The character was fairly punk to begin with. From his menacing insignia to his balls-to-the-wall enthusiasm, The Eradicator represented a chaotic energy within the white-collar world. Slania simply paired this to the frenetic music he’d spent his life playing.
Self-empowerment and fan fiction
Slania has been The Eradicator since 2012, developing an entire mythology for a character that only made one brief appearance in 1989. Slania’s live band now features his old Galactic Cannibal bandmate Steve Maury and drummer Danny Walkowiak, both formerly of Direct Hit!. And given that the original sketch is only a few minutes long, he had to get creative when composing The Eradicator’s second full-length album, Peak Eradicator, out Oct. 4.
“There’s only so much you can unpack,” Slania says of the sketch. “Especially with the last album, I looked at elements of the character to try to see that if this person was real, what happened in life to get them to that point.”
With Peak Eradicator, Slania has crafted an album that’s equal parts self-empowerment and fan fiction.
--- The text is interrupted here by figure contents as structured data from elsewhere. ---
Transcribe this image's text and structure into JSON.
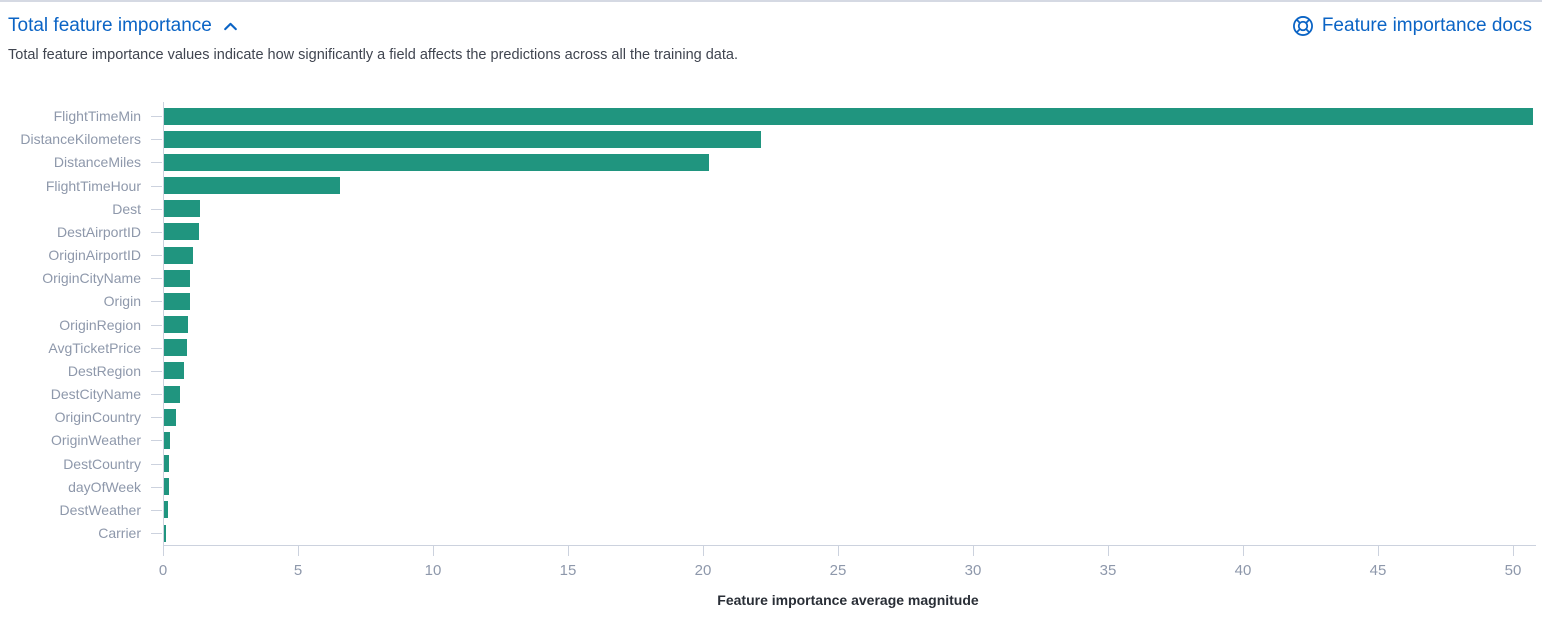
{
  "header": {
    "title": "Total feature importance",
    "collapse_icon": "chevron-up-icon",
    "docs_link_label": "Feature importance docs",
    "docs_icon": "help-icon"
  },
  "description": "Total feature importance values indicate how significantly a field affects the predictions across all the training data.",
  "colors": {
    "accent": "#0b64c5",
    "bar": "#20957f",
    "axis": "#ccd2de",
    "tick_text": "#8e98ab",
    "text": "#343741"
  },
  "chart_data": {
    "type": "bar",
    "orientation": "horizontal",
    "title": "",
    "xlabel": "Feature importance average magnitude",
    "ylabel": "",
    "categories": [
      "FlightTimeMin",
      "DistanceKilometers",
      "DistanceMiles",
      "FlightTimeHour",
      "Dest",
      "DestAirportID",
      "OriginAirportID",
      "OriginCityName",
      "Origin",
      "OriginRegion",
      "AvgTicketPrice",
      "DestRegion",
      "DestCityName",
      "OriginCountry",
      "OriginWeather",
      "DestCountry",
      "dayOfWeek",
      "DestWeather",
      "Carrier"
    ],
    "values": [
      50.7,
      22.1,
      20.2,
      6.5,
      1.33,
      1.3,
      1.07,
      0.97,
      0.95,
      0.88,
      0.84,
      0.73,
      0.6,
      0.44,
      0.22,
      0.19,
      0.18,
      0.15,
      0.07
    ],
    "xticks": [
      0,
      5,
      10,
      15,
      20,
      25,
      30,
      35,
      40,
      45,
      50
    ],
    "xlim": [
      0,
      50.7
    ],
    "grid": false,
    "legend": false
  }
}
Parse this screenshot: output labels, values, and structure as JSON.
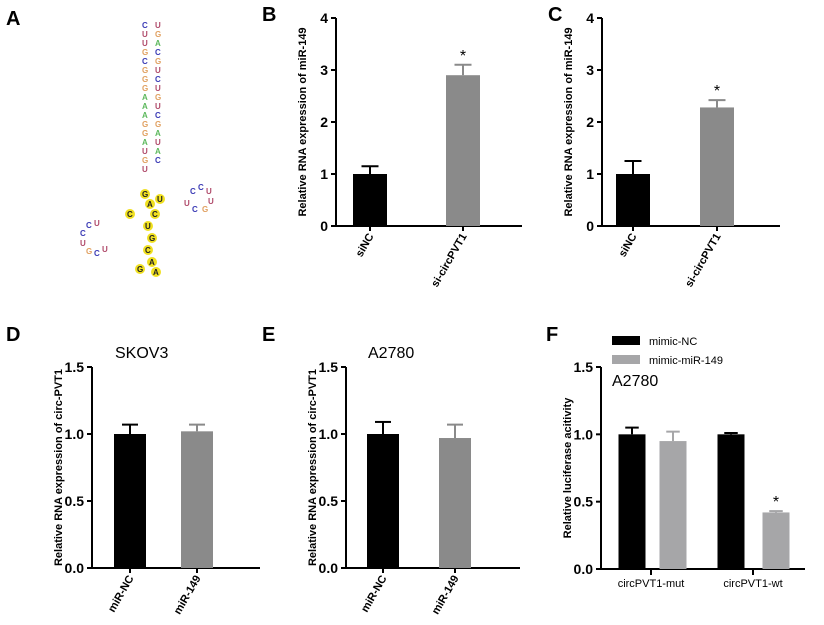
{
  "panels": {
    "a": "A",
    "b": "B",
    "c": "C",
    "d": "D",
    "e": "E",
    "f": "F"
  },
  "colors": {
    "black": "#000000",
    "gray": "#8a8a8a",
    "lightgray": "#a6a6a8"
  },
  "structure": {
    "type": "rna-secondary-structure",
    "label": "A"
  },
  "chart_data": [
    {
      "id": "B",
      "type": "bar",
      "categories": [
        "siNC",
        "si-circPVT1"
      ],
      "values": [
        1.0,
        2.9
      ],
      "errors": [
        1.15,
        3.1
      ],
      "colors": [
        "#000000",
        "#8a8a8a"
      ],
      "ylabel": "Relative RNA expression of miR-149",
      "ylim": [
        0,
        4
      ],
      "yticks": [
        "0",
        "1",
        "2",
        "3",
        "4"
      ],
      "annotations": [
        "",
        "*"
      ],
      "rotate_x": true,
      "title": ""
    },
    {
      "id": "C",
      "type": "bar",
      "categories": [
        "siNC",
        "si-circPVT1"
      ],
      "values": [
        1.0,
        2.28
      ],
      "errors": [
        1.25,
        2.42
      ],
      "colors": [
        "#000000",
        "#8a8a8a"
      ],
      "ylabel": "Relative RNA expression of miR-149",
      "ylim": [
        0,
        4
      ],
      "yticks": [
        "0",
        "1",
        "2",
        "3",
        "4"
      ],
      "annotations": [
        "",
        "*"
      ],
      "rotate_x": true,
      "title": ""
    },
    {
      "id": "D",
      "type": "bar",
      "categories": [
        "miR-NC",
        "miR-149"
      ],
      "values": [
        1.0,
        1.02
      ],
      "errors": [
        1.07,
        1.07
      ],
      "colors": [
        "#000000",
        "#8a8a8a"
      ],
      "ylabel": "Relative RNA expression of circ-PVT1",
      "ylim": [
        0,
        1.5
      ],
      "yticks": [
        "0.0",
        "0.5",
        "1.0",
        "1.5"
      ],
      "annotations": [
        "",
        ""
      ],
      "rotate_x": true,
      "title": "SKOV3"
    },
    {
      "id": "E",
      "type": "bar",
      "categories": [
        "miR-NC",
        "miR-149"
      ],
      "values": [
        1.0,
        0.97
      ],
      "errors": [
        1.09,
        1.07
      ],
      "colors": [
        "#000000",
        "#8a8a8a"
      ],
      "ylabel": "Relative RNA expression of circ-PVT1",
      "ylim": [
        0,
        1.5
      ],
      "yticks": [
        "0.0",
        "0.5",
        "1.0",
        "1.5"
      ],
      "annotations": [
        "",
        ""
      ],
      "rotate_x": true,
      "title": "A2780"
    },
    {
      "id": "F",
      "type": "bar",
      "categories": [
        "circPVT1-mut",
        "circPVT1-wt"
      ],
      "series": [
        {
          "name": "mimic-NC",
          "color": "#000000",
          "values": [
            1.0,
            1.0
          ],
          "errors": [
            1.05,
            1.01
          ]
        },
        {
          "name": "mimic-miR-149",
          "color": "#a6a6a8",
          "values": [
            0.95,
            0.42
          ],
          "errors": [
            1.02,
            0.43
          ]
        }
      ],
      "annotations": [
        [
          "",
          ""
        ],
        [
          "",
          "*"
        ]
      ],
      "ylabel": "Relative luciferase acitivity",
      "ylim": [
        0,
        1.5
      ],
      "yticks": [
        "0.0",
        "0.5",
        "1.0",
        "1.5"
      ],
      "title": "A2780",
      "legend": "top-left"
    }
  ]
}
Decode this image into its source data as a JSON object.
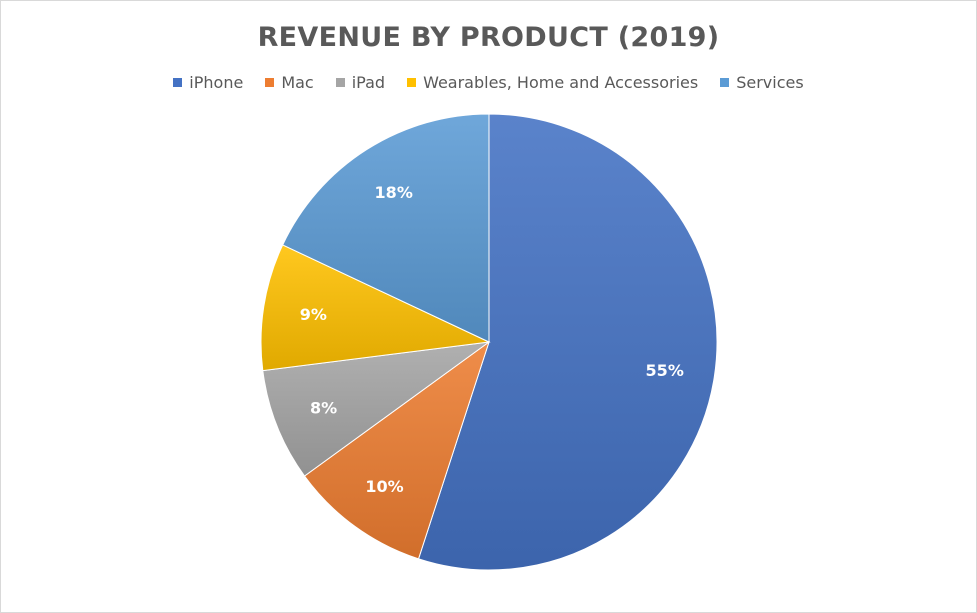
{
  "chart_data": {
    "type": "pie",
    "title": "REVENUE BY PRODUCT (2019)",
    "legend_position": "top",
    "slices": [
      {
        "name": "iPhone",
        "value": 55,
        "label": "55%",
        "color": "#4472c4"
      },
      {
        "name": "Mac",
        "value": 10,
        "label": "10%",
        "color": "#ed7d31"
      },
      {
        "name": "iPad",
        "value": 8,
        "label": "8%",
        "color": "#a5a5a5"
      },
      {
        "name": "Wearables, Home and Accessories",
        "value": 9,
        "label": "9%",
        "color": "#ffc000"
      },
      {
        "name": "Services",
        "value": 18,
        "label": "18%",
        "color": "#5b9bd5"
      }
    ]
  }
}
It deals less with The Eradicator’s actual antics and more with his worldview. How does one find their place in a world full of “pussheads”? Peak Eradicator standout “I’mma Be Me” sees the character claiming his stake not just in the local squash league, but in life in general.
On “You Know Too Much About Me Already,” Slania finds common ground with his admittedly goofy character. For both Slania and “The Eradicator,” the ski mask acts as a buffer between worlds, whether it’s racquet sports or punk rock.“There’s an element of me shielding myself,” he says. “Part of the song is from the character’s perspective of trying to shield himself, and part of it is about me trying to shield myself from my coworkers, not letting them know what I do.”
Granted, Slania will now be spending less time around coworkers who might seek to unmask him. But then again, in the sketch The Eradicator would only reveal his true identity to the person who defeated him. And in the realm of hardcore, Slania and his goofball alter ego are still holding down the court.
The Eradicator will perform at The Wisco on Friday, Oct. 4, with headlining Chicagoland pop punks The Brokedowns, plus Pep Talk and Middle Aged Overdose.